Gender is one of the most common ways of organizing the social life of human beings. Parents assume boys and girls to be different ever since infancy. In the 1970s, the feminists viewed can the notion of gender as a ‘construct’. Hence, Gender can be regarded as a socially constructed concept used to differentiate men and women and assign them different roles and responsibilities, and so on. Social construction refers to the knowledge created and assumed by social institutions rather than possessing any inherent truth on their own.
Sylvia Walby (1990) categorized gendered subjectivity into three broad approaches – socialization theory, neo-Freudian psychoanalytic theory, and discourse analysis.

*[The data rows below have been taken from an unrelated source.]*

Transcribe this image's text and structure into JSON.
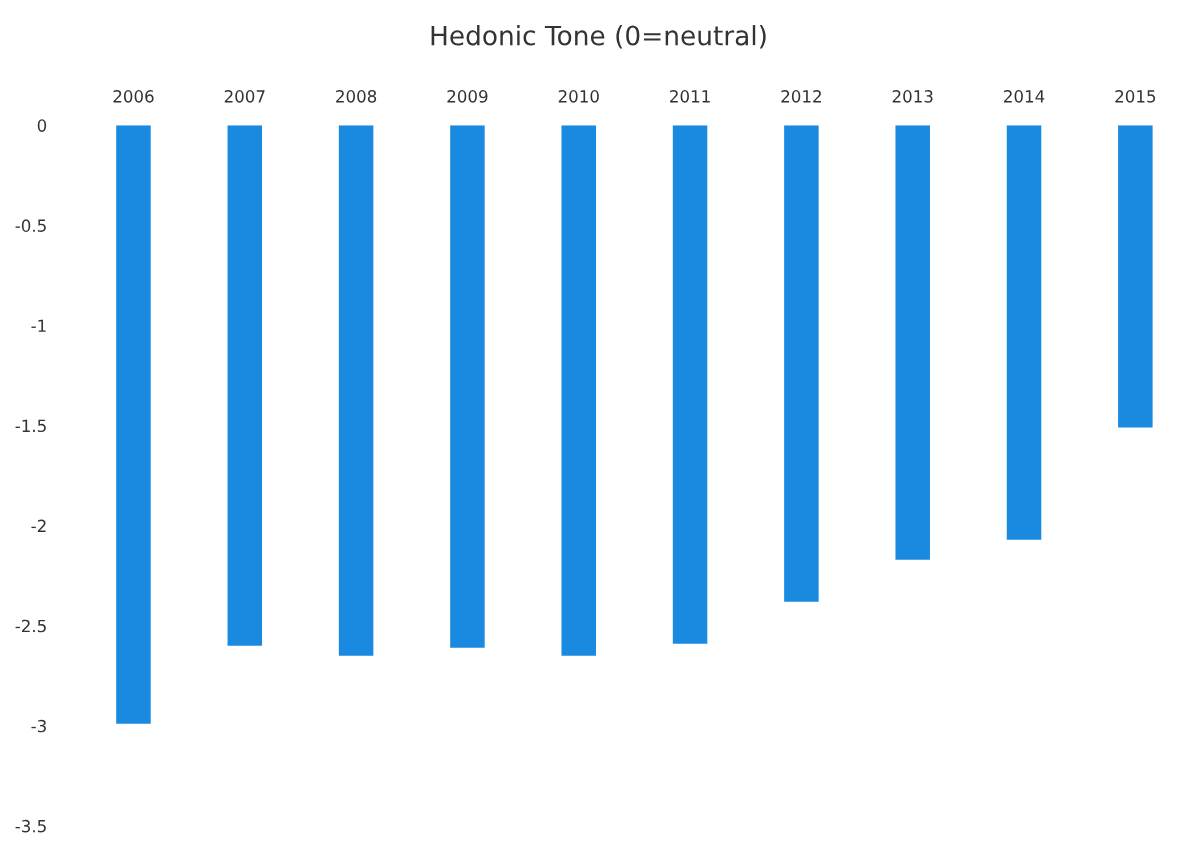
{
  "chart_data": {
    "type": "bar",
    "title": "Hedonic Tone (0=neutral)",
    "categories": [
      "2006",
      "2007",
      "2008",
      "2009",
      "2010",
      "2011",
      "2012",
      "2013",
      "2014",
      "2015"
    ],
    "values": [
      -2.99,
      -2.6,
      -2.65,
      -2.61,
      -2.65,
      -2.59,
      -2.38,
      -2.17,
      -2.07,
      -1.51
    ],
    "color": "#1a8ae0",
    "ylim": [
      -3.5,
      0
    ],
    "yticks": [
      {
        "value": 0,
        "label": "0"
      },
      {
        "value": -0.5,
        "label": "-0.5"
      },
      {
        "value": -1,
        "label": "-1"
      },
      {
        "value": -1.5,
        "label": "-1.5"
      },
      {
        "value": -2,
        "label": "-2"
      },
      {
        "value": -2.5,
        "label": "-2.5"
      },
      {
        "value": -3,
        "label": "-3"
      },
      {
        "value": -3.5,
        "label": "-3.5"
      }
    ],
    "grid": false
  }
}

It argues that masculine and feminine identities result from a process of socialization that begins in childhood. In Walby’s opinion,
“this approach is severely limited by its inability to realize that gendered culture does not inhabit the specialized places of media, family or education, but is rather constructed in all areas of social life.”
It argues that unseen processes are entrenched in the psyche of individuals passed from one generation to another. This is what leads to gendered identities. Walby adds that gendered subjectivity exists everywhere.
Social Construction of Gender With Examples
According to social constructs, masculine behavior is commonly characterized by being assertive, action-oriented, and lively, whereas feminine behavior is often characterized by being cooperative, polite, passive, and gentle.
For a long time, men and women have been differentiated by their preferred colors. Girls are generally believed to like pink and boys are generally believed to like blue. This belief is ingrained in them since childhood.
Girls are often encouraged to play with dolls and kitchen sets and boys are encouraged to play with toy guns and cars so that they can prepare for their roles in adulthood.
Gender construct exists in school subjects too where boys are thought to be more capable of studying science subjects related to technology while girls are seen to be more apt for arts.
Even in the modern age, women’s accomplishments are measured not by what they achieve in their careers but by who they marry. Their main accomplishment is seen as marrying a worthy man whereas, for men, their accomplishments are all related to their career.
From toys to activities, levels of boisterousness to language, television programs to reading material, everything is selected carefully and monitored by the individuals according to their gender. The media reinforces these ideas and agenda through its portrayal of women as attractive and glamorous and while men are portrayed as individuals who are successful and powerful.